Biking is a much nicer way to get around. Traffic is a concern, but not the same kind of concern. And it’s way nicer because you’re closer to everything around you. If I’m passing by somebody, I can make eye contact with them, and even almost chat with folks. On the way down here, I did a little ‘giddy-up’ and spooked somebody who was getting in their car, and just biking past them was able to have a little conversation like, ‘oh my bad’, ‘oh, don’t worry’. That’s a fun interaction you just can’t have when you’re behind a windshield, on the other side of a half-mile long hood. And today’s a beautiful day. It’s a little chilly, but the sun’s out, there’s a nice soft breeze, and the coolness is an invigorating kind of coolness. And if I were driving I wouldn’t feel any of that.

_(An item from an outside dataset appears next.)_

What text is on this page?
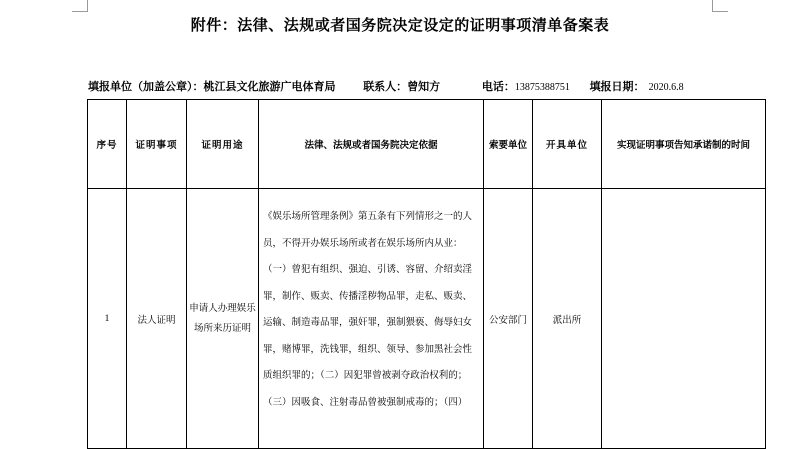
附件：法律、法规或者国务院决定设定的证明事项清单备案表
填报单位（加盖公章）：桃江县文化旅游广电体育局	联系人：曾知方	电话：13875388751 填报日期： 2020.6.8
序号	证明事项	证明用途	法律、法规或者国务院决定依据	索要单位	开具单位	实现证明事项告知承诺制的时间
1	法人证明	申请人办理娱乐场所来历证明	《娱乐场所管理条例》第五条有下列情形之一的人员，不得开办娱乐场所或者在娱乐场所内从业：（一）曾犯有组织、强迫、引诱、容留、介绍卖淫罪，制作、贩卖、传播淫秽物品罪，走私、贩卖、运输、制造毒品罪，强奸罪，强制猥亵、侮辱妇女罪，赌博罪，洗钱罪，组织、领导、参加黑社会性质组织罪的；（二）因犯罪曾被剥夺政治权利的；（三）因吸食、注射毒品曾被强制戒毒的；（四）	公安部门	派出所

I live by Belmont Avenue, where they have the protected bike lanes in Avondale. For me, that’s great, but I know for everybody else in their car, it’s the worst thing ever. If you could just take a ride there and see how much safer you feel compared to when you’re riding where there’s just a line of paint separating you from the cars. Feel how much safer that is, feel how much easier it is to find an interesting spot along the way and just pull in. That’s what I would say to car drivers, is go for a ride along these bits and see, one, how much nicer it is for bikers, and why it is that we’re asking for these things. And then also two, hopefully you see how much fun riding your bike is even in the city streets.

A closer shot of the same young man, holding a Milwaukee Tools thermos with stickers including one with a Chicago flag that says IBEW 134 Union Strong, a ChiWhoBike sticker, and an I Can Bike There sticker.